- Developer(s): Konami Corporation
- Publisher(s): Coleco Industries, Inc.
- Series: Cabbage Patch Kids Adventures
- Platform(s): ColecoVision
- Release: 1984
- Genre(s): Action

= Cabbage Patch Kids: Adventures in the Park =

1984 video game

Cabbage Patch Kids: Adventures in the Park is a 1984 action/platform game based on the Cabbage Patch Kids franchise. It is the first and only game in the Cabbage Patch Kids Adventures series.

==Gameplay==
MobyGames described the gameplay thus: "Your player is a Cabbage Patch kid with pigtails who is having a day at the park. A day that includes jumping onto vines and leaping over holes and bouncing onto correct platforms. A misplaced jump will lose a life and additionally there are a few creatures such as bees who end the player's turn when touched. There are several screens of challenge with different combinations of obstacles."

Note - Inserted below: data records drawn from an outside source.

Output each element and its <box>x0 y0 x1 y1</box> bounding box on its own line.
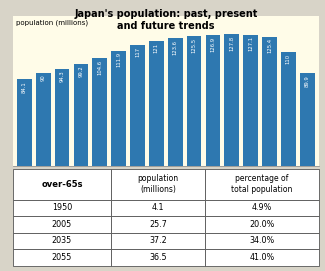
Bar <box>13 200 111 216</box>
Text: 104.6: 104.6 <box>97 60 102 75</box>
Text: percentage of
total population: percentage of total population <box>231 174 293 194</box>
Bar <box>55 69 69 166</box>
Bar <box>92 58 107 166</box>
Bar <box>243 35 258 166</box>
Text: 127.1: 127.1 <box>248 36 253 51</box>
Text: 4.1: 4.1 <box>152 204 164 212</box>
Bar <box>13 233 111 249</box>
Text: 2005: 2005 <box>52 220 72 229</box>
Text: 4.9%: 4.9% <box>252 204 272 212</box>
Text: 99.2: 99.2 <box>78 65 84 77</box>
Bar <box>205 200 318 216</box>
Bar <box>111 216 205 233</box>
Bar <box>73 64 88 166</box>
Text: 2055: 2055 <box>52 253 72 262</box>
Bar <box>111 169 205 200</box>
Text: over-65s: over-65s <box>41 180 83 189</box>
Text: 36.5: 36.5 <box>149 253 167 262</box>
Text: 127.8: 127.8 <box>229 36 234 51</box>
Bar <box>13 249 111 266</box>
Bar <box>205 249 318 266</box>
Text: 20.0%: 20.0% <box>249 220 275 229</box>
Text: 41.0%: 41.0% <box>249 253 275 262</box>
Bar <box>262 37 277 166</box>
Bar <box>205 233 318 249</box>
Text: 94.3: 94.3 <box>59 70 65 82</box>
Bar <box>187 36 202 166</box>
Text: 25.7: 25.7 <box>149 220 167 229</box>
Bar <box>111 200 205 216</box>
Bar <box>111 249 205 266</box>
Text: 123.6: 123.6 <box>173 40 178 55</box>
Text: population
(millions): population (millions) <box>137 174 179 194</box>
Bar <box>205 169 318 200</box>
Bar <box>36 73 50 166</box>
Bar <box>205 216 318 233</box>
Text: Japan's population: past, present
and future trends: Japan's population: past, present and fu… <box>74 9 257 31</box>
Text: 89.9: 89.9 <box>305 75 310 86</box>
Bar <box>17 79 32 166</box>
Text: population (millions): population (millions) <box>16 19 88 26</box>
Text: 34.0%: 34.0% <box>249 236 275 246</box>
Bar <box>111 233 205 249</box>
Bar <box>224 34 239 166</box>
Text: 37.2: 37.2 <box>149 236 167 246</box>
Text: 1950: 1950 <box>52 204 72 212</box>
Text: 125.4: 125.4 <box>267 38 272 53</box>
Bar <box>281 53 296 166</box>
Text: 111.9: 111.9 <box>116 52 121 67</box>
Bar <box>168 38 183 166</box>
Bar <box>13 169 111 200</box>
Text: 84.1: 84.1 <box>22 81 27 93</box>
Text: 2035: 2035 <box>52 236 72 246</box>
Bar <box>300 73 315 166</box>
Bar <box>149 41 164 166</box>
Text: 121: 121 <box>154 43 159 53</box>
Text: 90: 90 <box>41 75 46 82</box>
Text: 110: 110 <box>286 54 291 64</box>
Text: 126.9: 126.9 <box>210 37 215 52</box>
Bar <box>111 50 126 166</box>
Bar <box>13 216 111 233</box>
Bar <box>205 35 220 166</box>
Text: 117: 117 <box>135 47 140 57</box>
Bar <box>130 45 145 166</box>
Text: 125.5: 125.5 <box>191 38 197 53</box>
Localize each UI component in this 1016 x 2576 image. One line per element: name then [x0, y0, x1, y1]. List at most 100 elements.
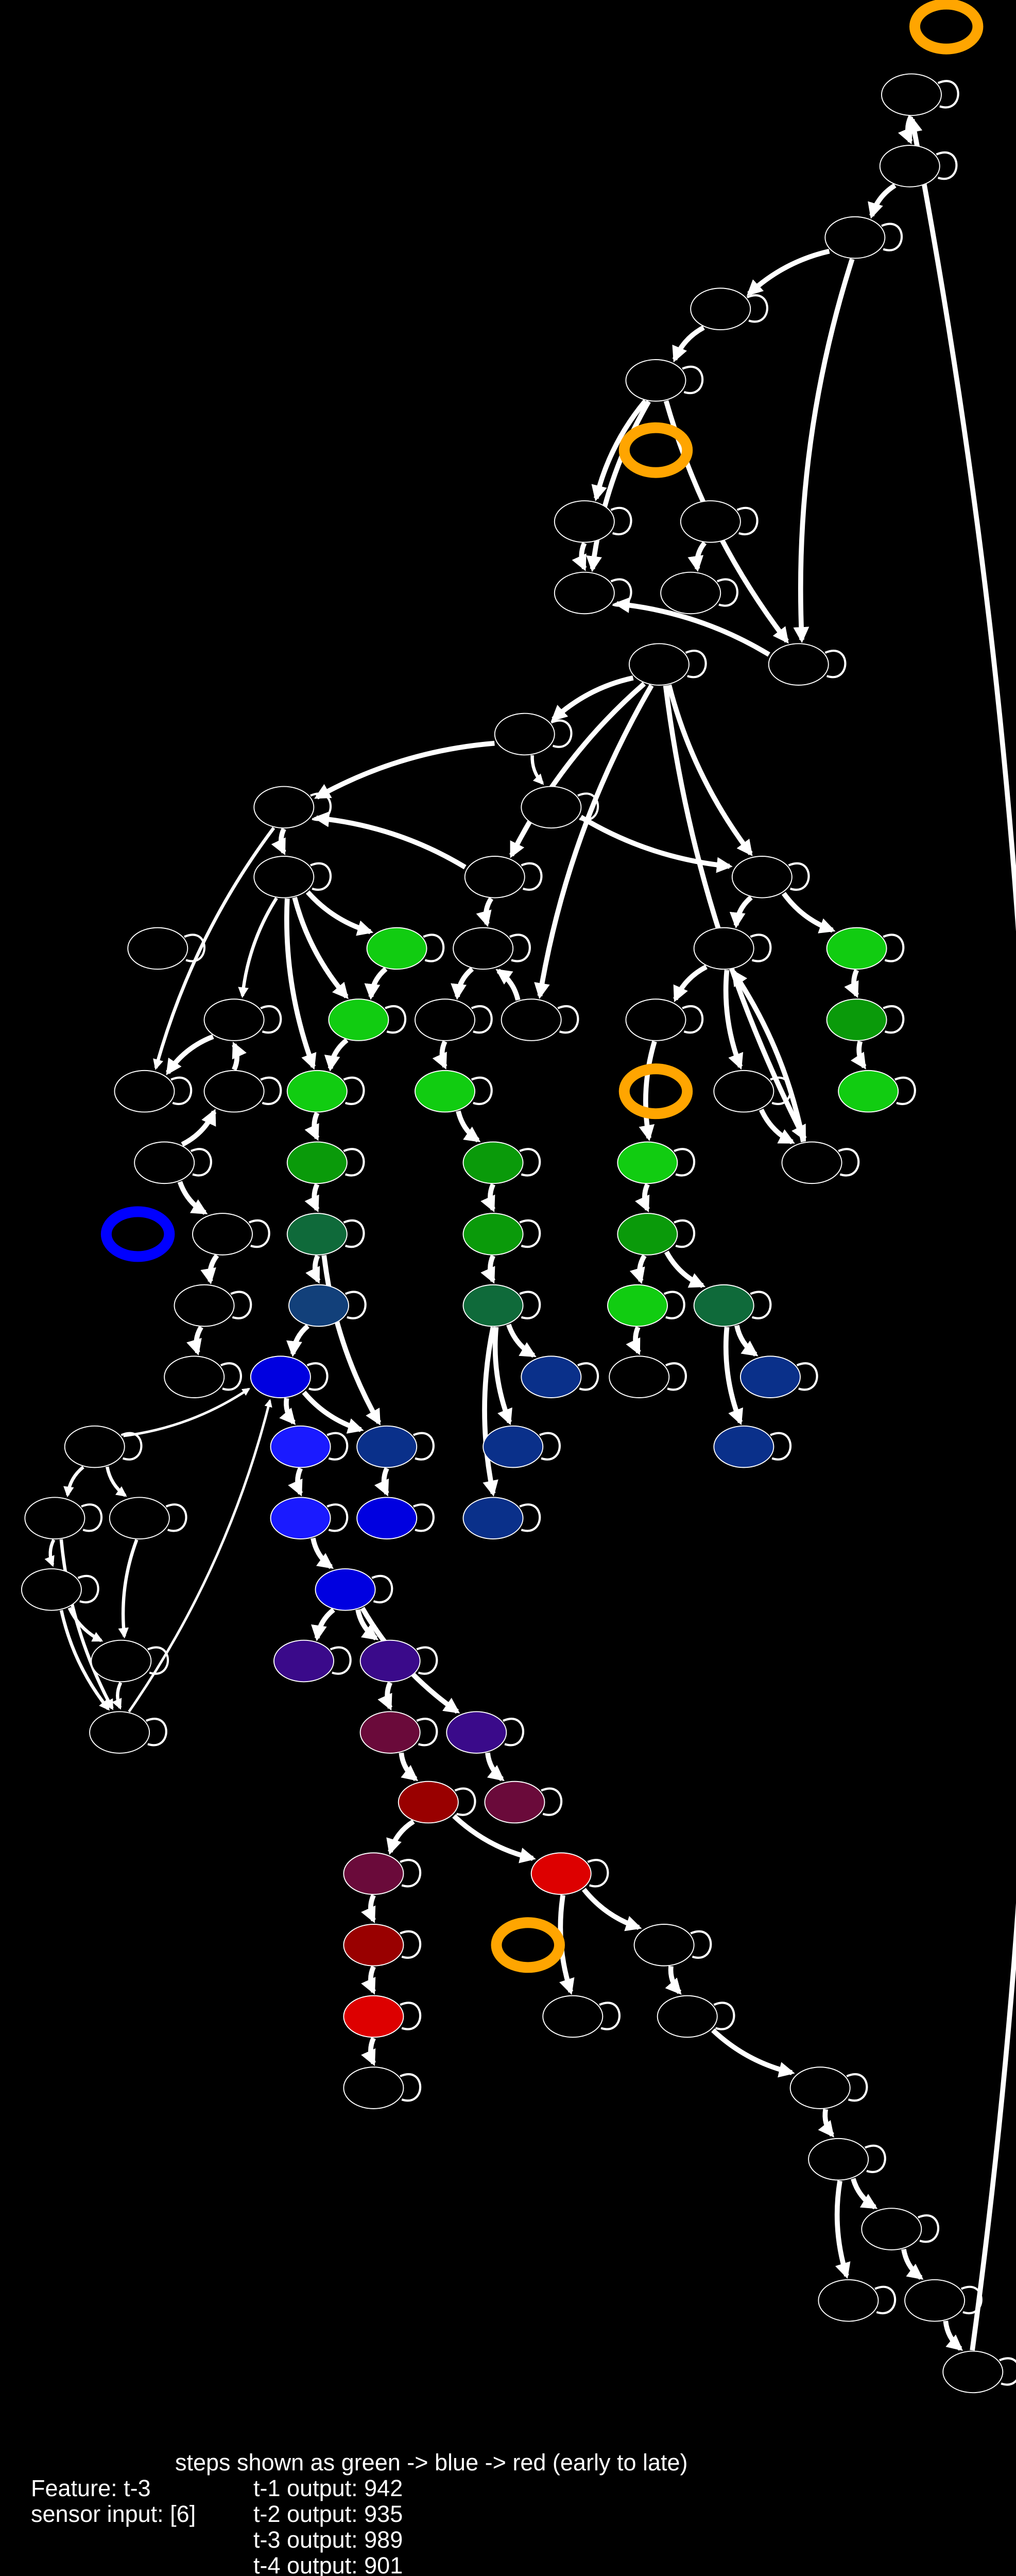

AtariProtos wrote "According to the ColecoVision version's manual, Anna Lee has decided to go out for some exercise in the local park and is soon caught up in a wild adventure (hence the subtitle Adventures in the Park). The game is separated into several different screens (referred to in the game as scenes), each with a different obstacle for your kid to overcome. Obstacles include bouncing balls, water filled pits, floating platforms, bees, and even fires. Each level consists of ten scenes which must all be overcome before the time limit runs out. Along the way Anna may also collect various objects hidden in the trees (using well placed trampolines) for points, but these objects are not necessary to win".

==History==
In the wake of the video game crash of 1983, this game served as "Coleco's attempt to use one of their properties on the way up (Cabbage Patch Kids) to give a boost-through-association to one of their properties on the way down (the ColecoVision)". An unreleased Atari 2600 version was developed by Individeo. It "has now seen the light of day, thanks to a discovery by Alex Handy at a flea market in California" in 2008. The game was known to exist for some time thanks to an interview conducted with a former Coleco programmer, Ed English, many years prior.

==Ports ==
A re-skinned version of the game named Kiddy Park that did not use the Cabbage Patch Kids license was released in the mid-1980s for the short-lived NABU personal computer, which was a Z80-based network personal computer. Due to the NABU personal computer's proprietary network requirements, during its lifetime it was available only in the Ottawa, Canada market.

==Reception==
AtariAge wrote of the Atari 2600 version: "As luck would have it, Cabbage Patch Kids: Adventures in the Park is an impressive game, comparable in quality to many modern homebrew games". AtariProtos said "While it may not be able to compare graphically to the Colecovision version, the Atari 2600 version of CPK is an amazing feat of programming. Not only was all the gameplay retained in this conversion, but it even included a cute little background tune which was a rarity in 2600 games. It appears that CPK was simply a victim of the collapsing game market, and by the time the final version was ready in September 1984, Coleco had stopped its 2600 operations."